Tim Peters tim.one@home.com
Mon, 13 Aug 2001 00:26:05 -0400


[Tim]
> Well, I'm not a Tcl guy, but Tcl has historically had no threads at
> all ...

[Paul Prescod]
> No, Tcl has real threads now.

"Now", yes, not "historically".  When Guido said that multiple interpreters
were the #1 request from Tcl-land, I'm sure he was talking about pre-thread
Tcl-land.

> Tcl and Perl both share a model that the Perl guys call "Ithreads".
> (for interpreter threads or independent threads, I guess) where each
> interpreter is firewalled from the other unless you ask to share
> information. Tcl's threads were driven by the AOL guys' need to get
> massive scalability.

You can't get massive scalability using OS threads, unless the OS is an
oddball specifically designed for that.  Worming around the bloat of Windows
and Linux (etc) OS threads is Stackless Python's natural domain (simulated
threads).  The catch, of course, is they that don't run in parallel!  Or
maybe by "massive" you mean a few dozen?  I worked in the "massively
parallel supercomputer" biz, so I'm thinking more on the order of a few
thousands of dozens.  I bet you're not.

> ...
> Why do people use mod_python, fcgi, mod_snake, mod_php and all of those
> other things instead of pure CGI?

Beats me why people bother with web programming at all <wink>.

> The usual claim is that they dislike the cost of forking a process
> and loading the interpreter code.  Now imagine a user with a 20
> processor machine. She isn't going to be happy with the price of
> forking processes and using IPC for information sharing either. On
> the other hand, she isn't going to be happy with a shared GIL.

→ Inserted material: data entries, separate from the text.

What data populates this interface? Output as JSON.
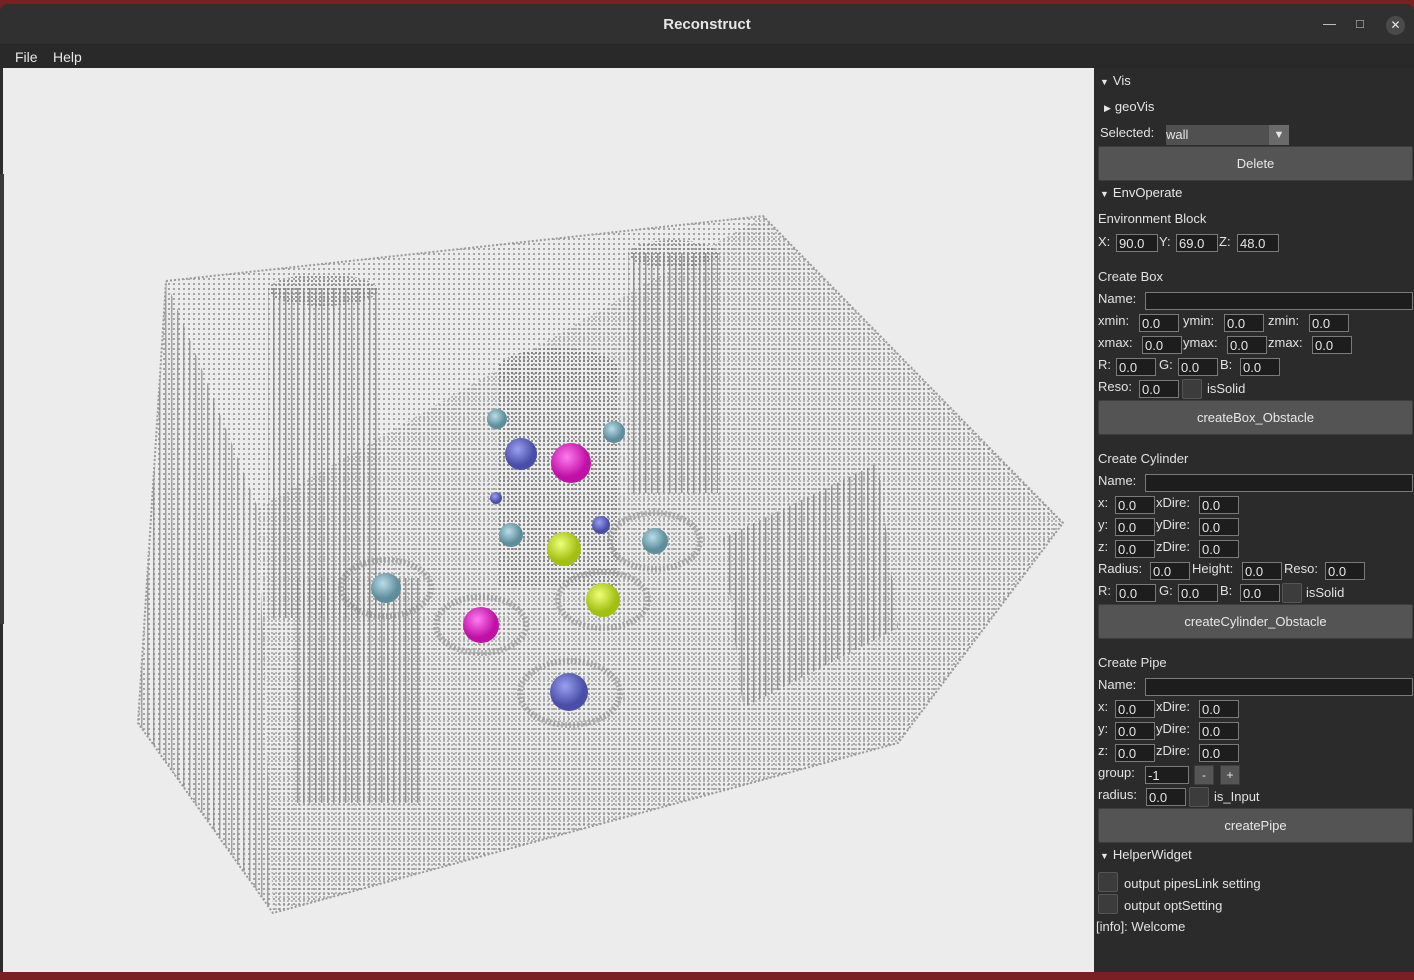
{
  "window": {
    "title": "Reconstruct"
  },
  "menu": [
    "File",
    "Help"
  ],
  "vis": {
    "header": "Vis",
    "geovis": "geoVis",
    "selected_label": "Selected:",
    "selected_value": "wall",
    "delete": "Delete"
  },
  "env": {
    "header": "EnvOperate",
    "block_title": "Environment Block",
    "x_label": "X:",
    "x": "90.0",
    "y_label": "Y:",
    "y": "69.0",
    "z_label": "Z:",
    "z": "48.0"
  },
  "box": {
    "title": "Create Box",
    "name_label": "Name:",
    "name": "",
    "xmin_label": "xmin:",
    "xmin": "0.0",
    "ymin_label": "ymin:",
    "ymin": "0.0",
    "zmin_label": "zmin:",
    "zmin": "0.0",
    "xmax_label": "xmax:",
    "xmax": "0.0",
    "ymax_label": "ymax:",
    "ymax": "0.0",
    "zmax_label": "zmax:",
    "zmax": "0.0",
    "r_label": "R:",
    "r": "0.0",
    "g_label": "G:",
    "g": "0.0",
    "b_label": "B:",
    "b": "0.0",
    "reso_label": "Reso:",
    "reso": "0.0",
    "issolid": "isSolid",
    "button": "createBox_Obstacle"
  },
  "cyl": {
    "title": "Create Cylinder",
    "name_label": "Name:",
    "name": "",
    "x_label": "x:",
    "x": "0.0",
    "y_label": "y:",
    "y": "0.0",
    "z_label": "z:",
    "z": "0.0",
    "xdire_label": "xDire:",
    "xdire": "0.0",
    "ydire_label": "yDire:",
    "ydire": "0.0",
    "zdire_label": "zDire:",
    "zdire": "0.0",
    "radius_label": "Radius:",
    "radius": "0.0",
    "height_label": "Height:",
    "height": "0.0",
    "reso_label": "Reso:",
    "reso": "0.0",
    "r_label": "R:",
    "r": "0.0",
    "g_label": "G:",
    "g": "0.0",
    "b_label": "B:",
    "b": "0.0",
    "issolid": "isSolid",
    "button": "createCylinder_Obstacle"
  },
  "pipe": {
    "title": "Create Pipe",
    "name_label": "Name:",
    "name": "",
    "x_label": "x:",
    "x": "0.0",
    "y_label": "y:",
    "y": "0.0",
    "z_label": "z:",
    "z": "0.0",
    "xdire_label": "xDire:",
    "xdire": "0.0",
    "ydire_label": "yDire:",
    "ydire": "0.0",
    "zdire_label": "zDire:",
    "zdire": "0.0",
    "group_label": "group:",
    "group": "-1",
    "minus": "-",
    "plus": "+",
    "radius_label": "radius:",
    "radius": "0.0",
    "is_input": "is_Input",
    "button": "createPipe"
  },
  "helper": {
    "header": "HelperWidget",
    "pipeslink": "output pipesLink setting",
    "optsetting": "output optSetting",
    "info": "[info]: Welcome"
  },
  "colors": {
    "sphere_magenta": "#e316c8",
    "sphere_yellow": "#c9e61d",
    "sphere_blue": "#5e62c4",
    "sphere_teal": "#7aa9b9",
    "voxel_gray": "#8f8f8f"
  }
}
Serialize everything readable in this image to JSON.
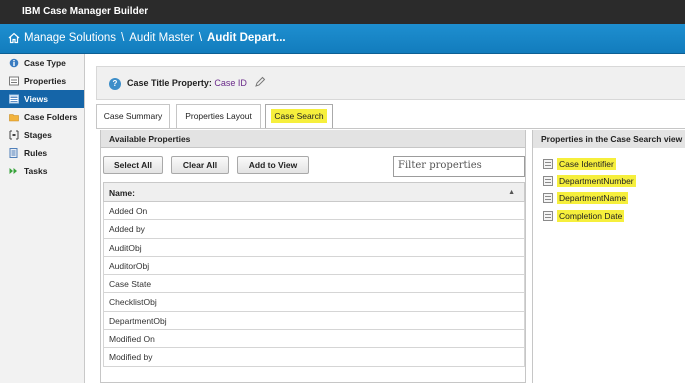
{
  "app": {
    "title": "IBM Case Manager Builder"
  },
  "breadcrumb": {
    "items": [
      "Manage Solutions",
      "Audit Master"
    ],
    "current": "Audit Depart...",
    "separator": "\\"
  },
  "sidebar": {
    "items": [
      {
        "label": "Case Type",
        "icon": "case-type-icon"
      },
      {
        "label": "Properties",
        "icon": "properties-icon"
      },
      {
        "label": "Views",
        "icon": "views-icon",
        "active": true
      },
      {
        "label": "Case Folders",
        "icon": "folder-icon"
      },
      {
        "label": "Stages",
        "icon": "stages-icon"
      },
      {
        "label": "Rules",
        "icon": "rules-icon"
      },
      {
        "label": "Tasks",
        "icon": "tasks-icon"
      }
    ]
  },
  "case_title": {
    "label": "Case Title Property:",
    "value": "Case ID"
  },
  "tabs": [
    {
      "label": "Case Summary"
    },
    {
      "label": "Properties Layout"
    },
    {
      "label": "Case Search",
      "active": true
    }
  ],
  "available": {
    "header": "Available Properties",
    "select_all": "Select All",
    "clear_all": "Clear All",
    "add_to_view": "Add to View",
    "filter_placeholder": "Filter properties",
    "column_name": "Name:",
    "rows": [
      "Added On",
      "Added by",
      "AuditObj",
      "AuditorObj",
      "Case State",
      "ChecklistObj",
      "DepartmentObj",
      "Modified On",
      "Modified by"
    ]
  },
  "search_view": {
    "header": "Properties in the Case Search view",
    "items": [
      "Case Identifier",
      "DepartmentNumber",
      "DepartmentName",
      "Completion Date"
    ]
  },
  "colors": {
    "topbar": "#2b2b2b",
    "breadcrumb": "#1a86c8",
    "active_nav": "#1565a8",
    "highlight": "#f6ef3c"
  }
}
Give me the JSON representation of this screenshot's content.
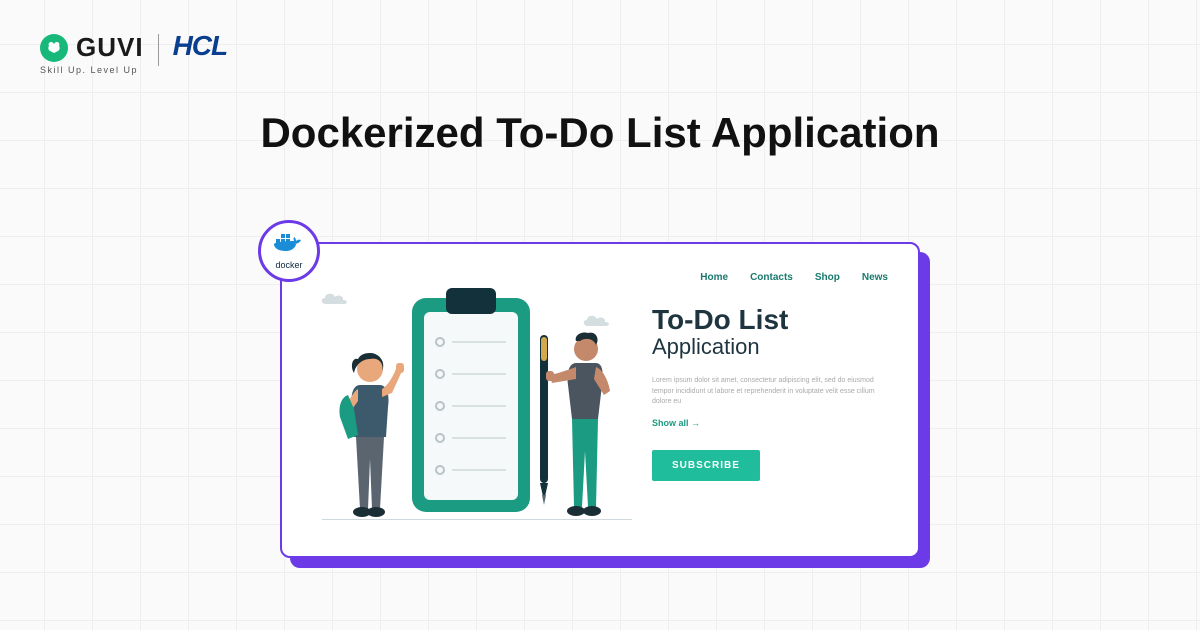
{
  "brand": {
    "guvi": "GUVI",
    "tagline": "Skill Up. Level Up",
    "hcl": "HCL"
  },
  "title": "Dockerized To-Do List Application",
  "docker": {
    "label": "docker"
  },
  "card": {
    "nav": [
      "Home",
      "Contacts",
      "Shop",
      "News"
    ],
    "heading1": "To-Do List",
    "heading2": "Application",
    "lorem": "Lorem ipsum dolor sit amet, consectetur adipiscing elit, sed do eiusmod tempor incididunt ut labore et reprehenderit in voluptate velit esse cillum dolore eu",
    "show_all": "Show all →",
    "subscribe": "SUBSCRIBE"
  }
}
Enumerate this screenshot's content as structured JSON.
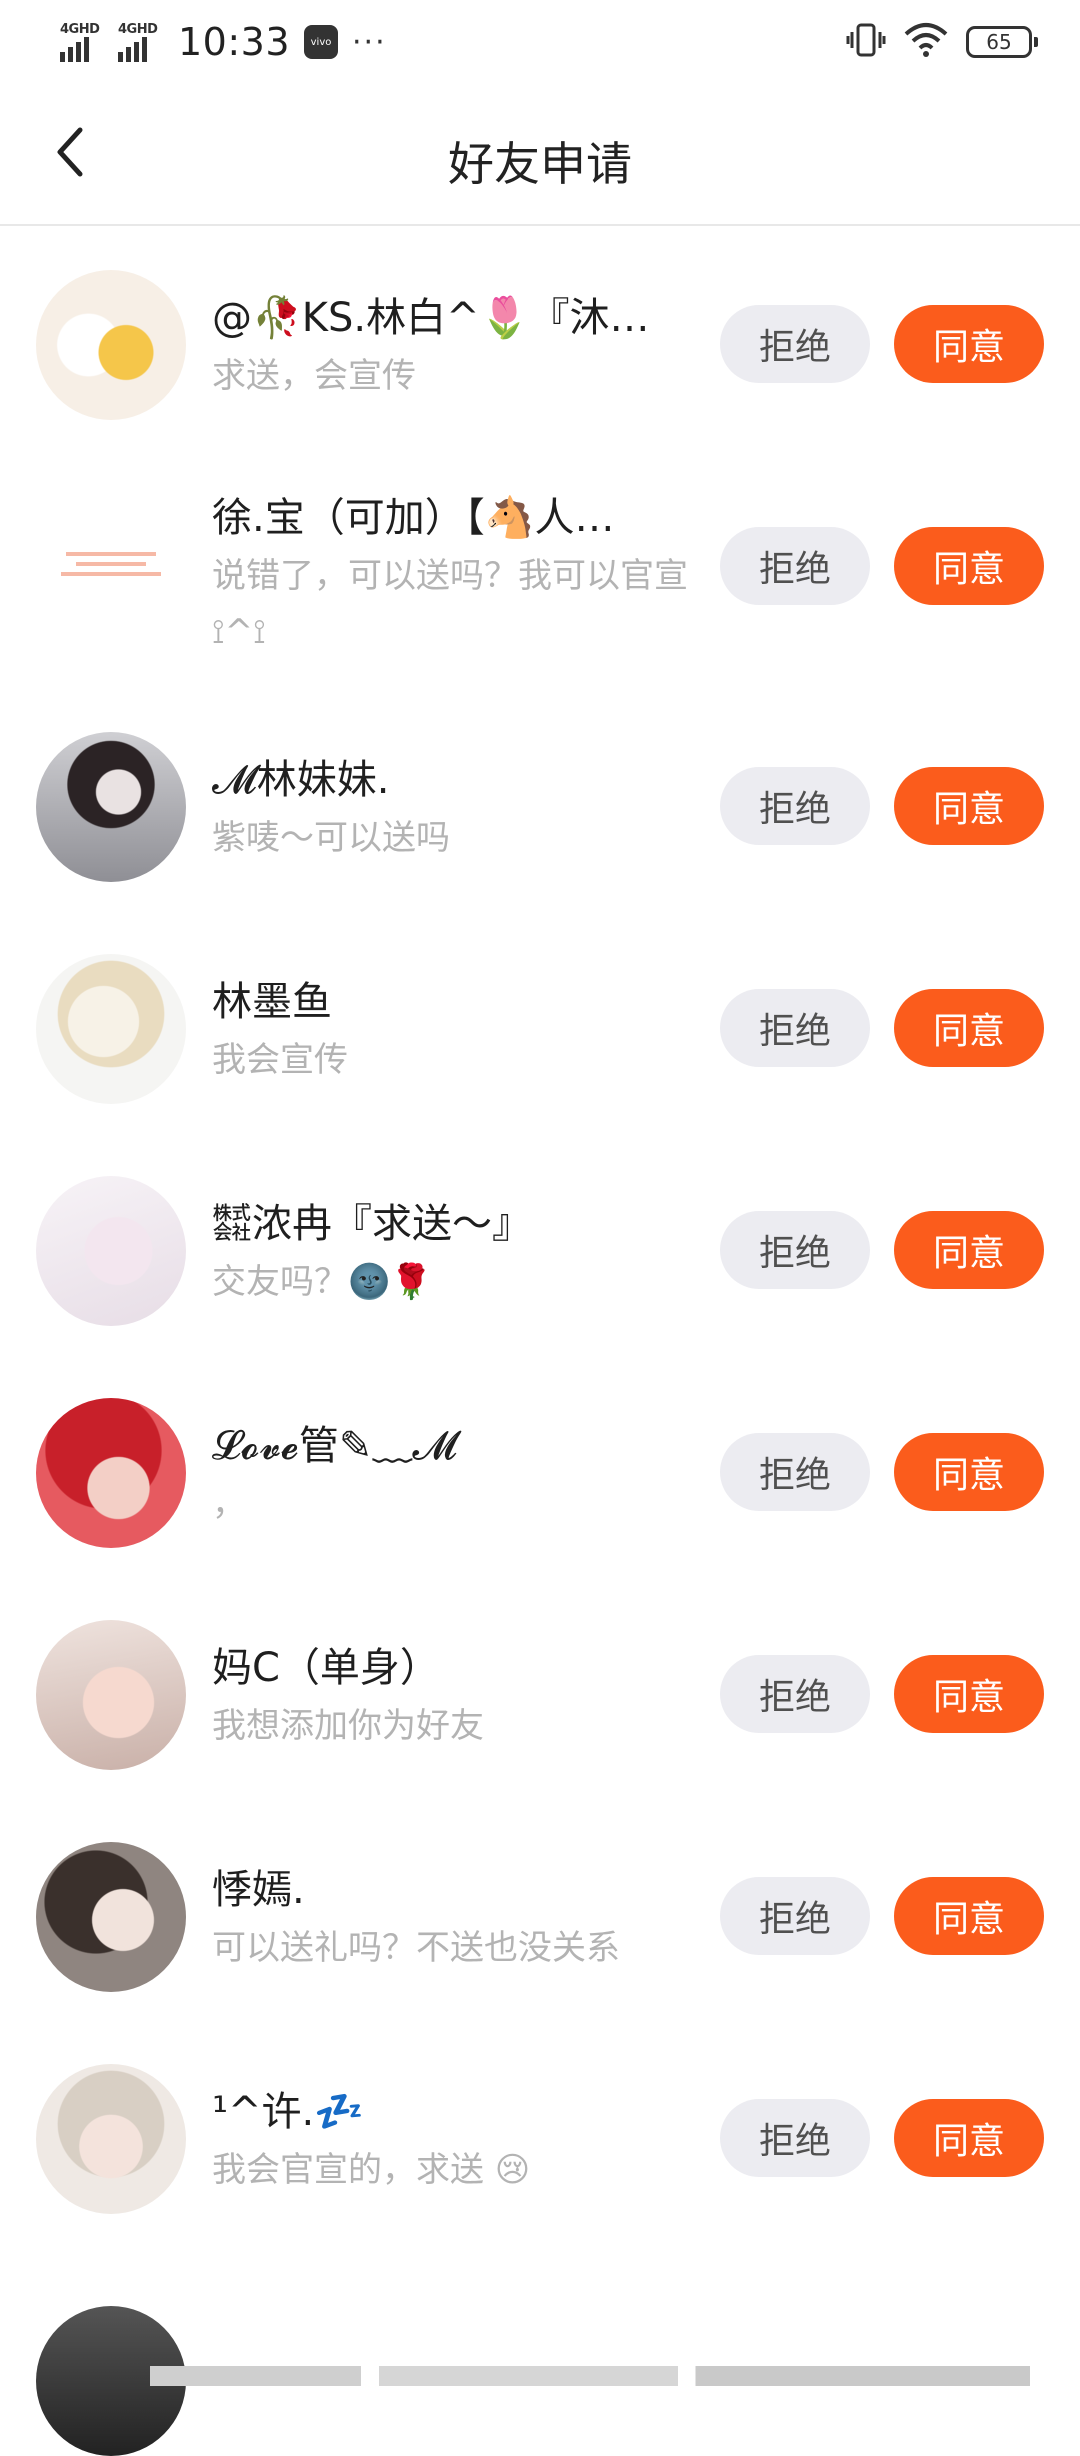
{
  "status_bar": {
    "network_1": "4GHD",
    "network_2": "4GHD",
    "time": "10:33",
    "brand": "vivo",
    "more": "···",
    "battery": "65"
  },
  "header": {
    "title": "好友申请"
  },
  "buttons": {
    "reject": "拒绝",
    "accept": "同意"
  },
  "colors": {
    "accent": "#fb5c1c",
    "reject_bg": "#ececf1",
    "subtext": "#b3b3b3"
  },
  "requests": [
    {
      "name": "@🥀KS.林白^🌷『沐…",
      "message": "求送，会宣传"
    },
    {
      "name": "徐.宝（可加）【🐴人…",
      "message": "说错了，可以送吗？我可以官宣⟟^⟟"
    },
    {
      "name": "𝓜林妹妹.",
      "message": "紫唛～可以送吗"
    },
    {
      "name": "林墨鱼",
      "message": "我会宣传"
    },
    {
      "name": "㍿浓冉『求送～』",
      "message": "交友吗？🌚🌹"
    },
    {
      "name": "𝓛𝓸𝓿𝓮管✎﹏𝓜",
      "message": "，"
    },
    {
      "name": "妈C（单身）",
      "message": "我想添加你为好友"
    },
    {
      "name": "悸嫣.",
      "message": "可以送礼吗？不送也没关系"
    },
    {
      "name": "¹^许.💤",
      "message": "我会官宣的，求送 😢"
    }
  ]
}
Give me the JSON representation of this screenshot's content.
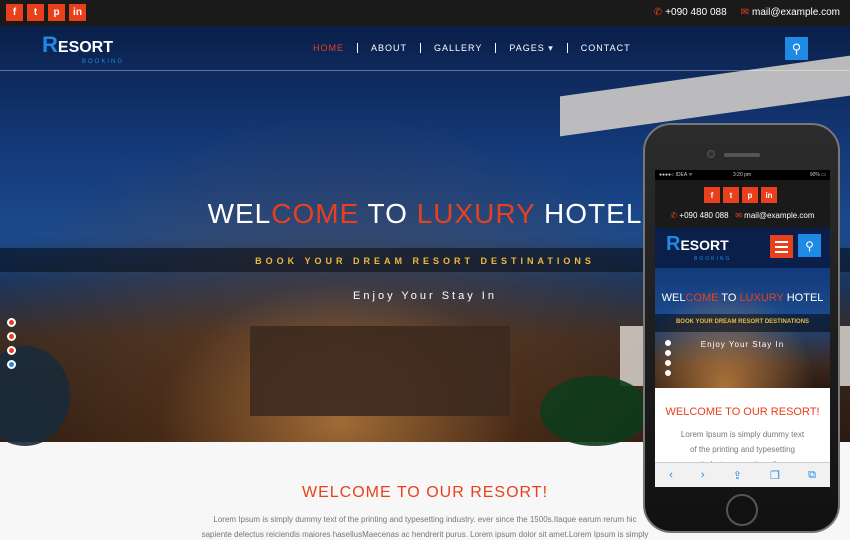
{
  "topbar": {
    "social": [
      {
        "icon": "facebook-icon",
        "glyph": "f"
      },
      {
        "icon": "twitter-icon",
        "glyph": "t"
      },
      {
        "icon": "pinterest-icon",
        "glyph": "p"
      },
      {
        "icon": "linkedin-icon",
        "glyph": "in"
      }
    ],
    "phone": "+090 480 088",
    "email": "mail@example.com"
  },
  "brand": {
    "logo_initial": "R",
    "logo_rest": "ESORT",
    "logo_sub": "BOOKING"
  },
  "nav": {
    "items": [
      "HOME",
      "ABOUT",
      "GALLERY",
      "PAGES ▾",
      "CONTACT"
    ],
    "active": "HOME"
  },
  "hero": {
    "headline_parts": [
      "WEL",
      "COME",
      " TO ",
      "LUXURY",
      " HOTEL"
    ],
    "tagline": "BOOK YOUR DREAM RESORT DESTINATIONS",
    "subtitle": "Enjoy Your Stay In"
  },
  "section": {
    "title": "WELCOME TO OUR RESORT!",
    "lorem1": "Lorem Ipsum is simply dummy text of the printing and typesetting industry. ever since the 1500s.Itaque earum rerum hic",
    "lorem2": "sapiente delectus reiciendis maiores hasellusMaecenas ac hendrerit purus. Lorem ipsum dolor sit amet.Lorem Ipsum is simply"
  },
  "phone_mock": {
    "status_left": "●●●●○ IDEA ᯤ",
    "status_time": "3:20 pm",
    "status_right": "90% ▭",
    "text_lines": [
      "Lorem Ipsum is simply dummy text",
      "of the printing and typesetting",
      "industry. ever since the"
    ]
  },
  "colors": {
    "accent": "#e8401c",
    "brand": "#1e8ae6",
    "gold": "#f0b93c"
  }
}
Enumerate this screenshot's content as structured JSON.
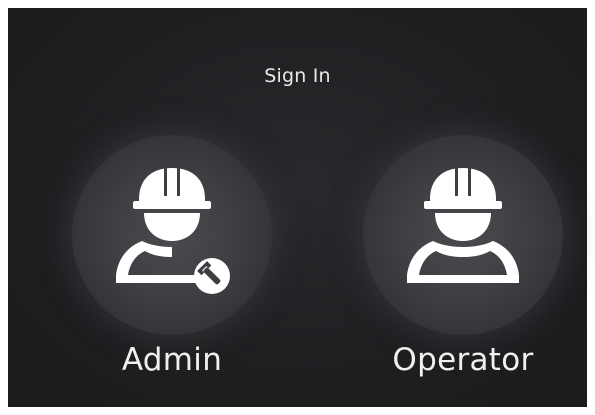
{
  "dialog": {
    "title": "Sign In"
  },
  "roles": [
    {
      "label": "Admin",
      "icon": "admin-worker-wrench-icon"
    },
    {
      "label": "Operator",
      "icon": "operator-worker-icon"
    }
  ],
  "colors": {
    "background": "#1e1f21",
    "circle": "#3e3f43",
    "icon": "#ffffff",
    "text": "#f0f0f0"
  }
}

The cost of creating 20 processes is trivial "even on Windows" if you only
need to do that once.  Process-based (as opposed to thread-based) solutions
are unnatural on Windows, though, and part of this argument seems cultural
in related ways.

> Free threading helps, but if sharing data has a performance cost (e.g.
> by requiring reference count operations to be locked, or requiring
> mutexes on dictionaries) then you might not want to pay that cost
> either. The Perl guys convinced me of that much.

IIRC, Greg's fabled free-threading version of Python took a speed hit of
about a factor of 2 (for a program using only 1 thread, compared to that
same program without the free-threading patches).

> The most popular "embedded scripting languages" (PHP and VBScript/ASP)
> use this totally independent thread model. As far as I know, neither has
> a concept of sharing information between threads. To a PHP programmer,
> that's what SQL and browser cookies are for. :-)

Well, the idea that threads don't share information is foreign to every
intense belief about the world *I've* ever been paid to adopt <wink>, and
I'm not enough of a Windows geek to believe "threads are always the answer"
even so.  A pool of worker processes using OS-specific IPC as needed works
great in my real-life experience, and if information sharing is rare, works
especially great because it's not *fighting* the OS and C libraries tooth
and nail.

What of your hypothetical user earlier, who "isn't going to be happy with
the price of ... using IPC for information sharing either"?  That is, in
what sense do isolated threads leave her happy about her information sharing
needs?  If she's happy to communicate via database transactions and queries,
fear of IPC being too expensive wouldn't be rational.